Vortex dynamics in a three-state model under cyclic dominance

TL;DR

This paper investigates vortex dynamics in a three-state cyclic voter model, revealing how vortex-antivortex pairs form, move, and annihilate, with numerical estimates of critical indices improving previous studies.

Contribution

It provides new numerical estimates of critical indices for vortex density and fluctuations, enhancing understanding of vortex behavior in cyclic dominance models.

Findings

Vortices and antivortices perform random walks and annihilate.

Spiral formation increases vortex-antivortex pair creation.
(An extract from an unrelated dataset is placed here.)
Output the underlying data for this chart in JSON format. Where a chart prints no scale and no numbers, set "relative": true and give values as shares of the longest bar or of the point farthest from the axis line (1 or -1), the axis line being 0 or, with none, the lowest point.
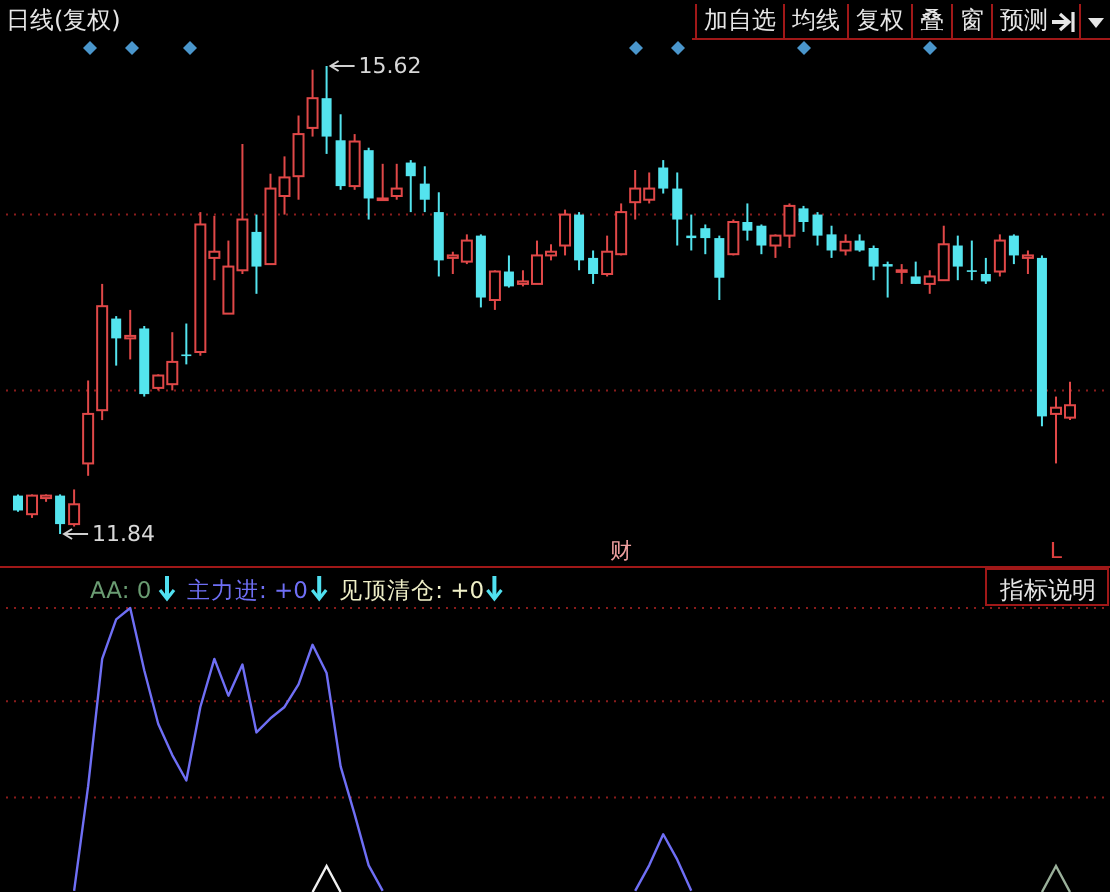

Critical indices for vortex density and fluctuations are estimated.

Abstract

The evolution of domain structure is investigated in a two-dimensional voter model with three states under cyclic dominance. The study focus on the dynamics of vortices, defined by the points where three states (domains) meet. We can distinguish vortices and antivortices which walk randomly and annihilate each other. The domain wall motion can create vortex-antivortex pairs at a rate which is increased by the spiral formation due to the cyclic dominance. This mechanism is contrasted with a branching annihilating random walk (BARW) in a particle antiparticle system with density dependent pair creation rate. Numerical estimates for the critical indices of the vortex density ($\beta=0.29(4)$) and of its fluctuation ($\gamma=0.34(6)$) improve an earlier Monte Carlo study [Tainaka and Itoh, Europhys. Lett. 15, 399 (1991)] of the three-state cyclic voter model in two dimensions.